Newsbase - Downstream Middle East & Africa News Monitor Subscribe to download Archive

DMEA: Going in circles

In DMEA this week, we look at the certification of a circular methanol unit in Saudi Arabia and the news that Nigeria’s state oil firm’s project to rehabilitate its refineries is behind schedule.

Saudi Arabia’s National Methanol Co. (Ibn Sina) has received accreditation for circular methanol production by the International Sustainability and Carbon Certification (ISCC).

The facility, a joint venture between Saudi Arabia Basic Industries Corp. (SABIC), Celanese and Duke Energy, is able to deliver commercial quantities of certified circular methanol using as its feedstock CO2 captured by SABIC’s UNITED plant, one of the world’s largest CO2 capture and purification facilities.

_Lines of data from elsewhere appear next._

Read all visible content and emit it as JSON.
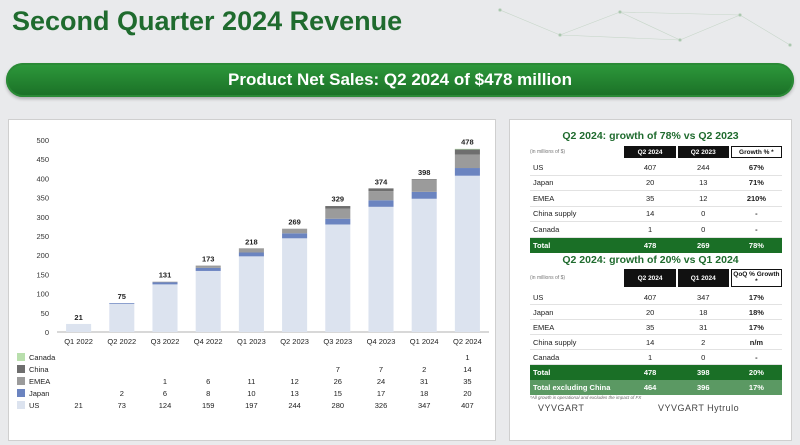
{
  "page_title": "Second Quarter 2024 Revenue",
  "banner": "Product Net Sales: Q2 2024 of $478 million",
  "chart_data": {
    "type": "bar",
    "stacked": true,
    "categories": [
      "Q1 2022",
      "Q2 2022",
      "Q3 2022",
      "Q4 2022",
      "Q1 2023",
      "Q2 2023",
      "Q3 2023",
      "Q4 2023",
      "Q1 2024",
      "Q2 2024"
    ],
    "ylim": [
      0,
      500
    ],
    "yticks": [
      0,
      50,
      100,
      150,
      200,
      250,
      300,
      350,
      400,
      450,
      500
    ],
    "totals": [
      21,
      75,
      131,
      173,
      218,
      269,
      329,
      374,
      398,
      478
    ],
    "series": [
      {
        "name": "US",
        "color": "#dce3ef",
        "values": [
          21,
          73,
          124,
          159,
          197,
          244,
          280,
          326,
          347,
          407
        ],
        "labels": [
          "21",
          "73",
          "124",
          "159",
          "197",
          "244",
          "280",
          "326",
          "347",
          "407"
        ]
      },
      {
        "name": "Japan",
        "color": "#6b84c0",
        "values": [
          0,
          2,
          6,
          8,
          10,
          13,
          15,
          17,
          18,
          20
        ],
        "labels": [
          "",
          "2",
          "6",
          "8",
          "10",
          "13",
          "15",
          "17",
          "18",
          "20"
        ]
      },
      {
        "name": "EMEA",
        "color": "#9b9b9b",
        "values": [
          0,
          0,
          1,
          6,
          11,
          12,
          26,
          24,
          31,
          35
        ],
        "labels": [
          "",
          "",
          "1",
          "6",
          "11",
          "12",
          "26",
          "24",
          "31",
          "35"
        ]
      },
      {
        "name": "China",
        "color": "#6e6e6e",
        "values": [
          0,
          0,
          0,
          0,
          0,
          0,
          7,
          7,
          2,
          14
        ],
        "labels": [
          "",
          "",
          "",
          "",
          "",
          "",
          "7",
          "7",
          "2",
          "14"
        ]
      },
      {
        "name": "Canada",
        "color": "#b9dfad",
        "values": [
          0,
          0,
          0,
          0,
          0,
          0,
          0,
          0,
          0,
          1
        ],
        "labels": [
          "",
          "",
          "",
          "",
          "",
          "",
          "",
          "",
          "",
          "1"
        ]
      }
    ],
    "legend_order": [
      "Canada",
      "China",
      "EMEA",
      "Japan",
      "US"
    ]
  },
  "table1": {
    "title": "Q2 2024: growth of 78% vs Q2 2023",
    "unit": "(in millions of $)",
    "headers": [
      "Q2 2024",
      "Q2 2023",
      "Growth % *"
    ],
    "rows": [
      {
        "label": "US",
        "a": "407",
        "b": "244",
        "g": "67%"
      },
      {
        "label": "Japan",
        "a": "20",
        "b": "13",
        "g": "71%"
      },
      {
        "label": "EMEA",
        "a": "35",
        "b": "12",
        "g": "210%"
      },
      {
        "label": "China supply",
        "a": "14",
        "b": "0",
        "g": "-"
      },
      {
        "label": "Canada",
        "a": "1",
        "b": "0",
        "g": "-"
      }
    ],
    "total": {
      "label": "Total",
      "a": "478",
      "b": "269",
      "g": "78%"
    }
  },
  "table2": {
    "title": "Q2 2024: growth of 20% vs Q1 2024",
    "unit": "(in millions of $)",
    "headers": [
      "Q2 2024",
      "Q1 2024",
      "QoQ % Growth *"
    ],
    "rows": [
      {
        "label": "US",
        "a": "407",
        "b": "347",
        "g": "17%"
      },
      {
        "label": "Japan",
        "a": "20",
        "b": "18",
        "g": "18%"
      },
      {
        "label": "EMEA",
        "a": "35",
        "b": "31",
        "g": "17%"
      },
      {
        "label": "China supply",
        "a": "14",
        "b": "2",
        "g": "n/m"
      },
      {
        "label": "Canada",
        "a": "1",
        "b": "0",
        "g": "-"
      }
    ],
    "total": {
      "label": "Total",
      "a": "478",
      "b": "398",
      "g": "20%"
    },
    "subtotal": {
      "label": "Total excluding China",
      "a": "464",
      "b": "396",
      "g": "17%"
    }
  },
  "footnote": "*All growth is operational and excludes the impact of FX",
  "logos": [
    "VYVGART",
    "VYVGART Hytrulo"
  ]
}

SABIC said that the “production of circular methanol reflects SABIC’s efforts toward carbon emission reduction through low-carbon technology, operational efficiency, CO2 utilization, and innovative circular solutions”.

Ibn Sina, which is located in the Jubail Industrial City in Saudi Arabia’s oil-rich Eastern Province, stands to benefit from Saudi Arabia’s development of the ‘circular carbon economy’.

Meanwhile, Nigerian National Petroleum Corp. (NNPC) has said that its effort to rehabilitate Port Harcourt Refining Co. (PHRC) is running behind schedule.

The local Punch daily said it had viewed a report from NNPC stating that cumulative progress on the project should have amounted to 10.7% by this date. So far, though, the rehabilitation project is only 6.3% complete, and the government-owned company said in the report that it had ordered its contractor, the Italian company Tecnimont, to close the gap.

“[The] contractor is to issue a mitigation plan to address this variance and to ensure that the project is completed within schedule,” the report said, according to Punch.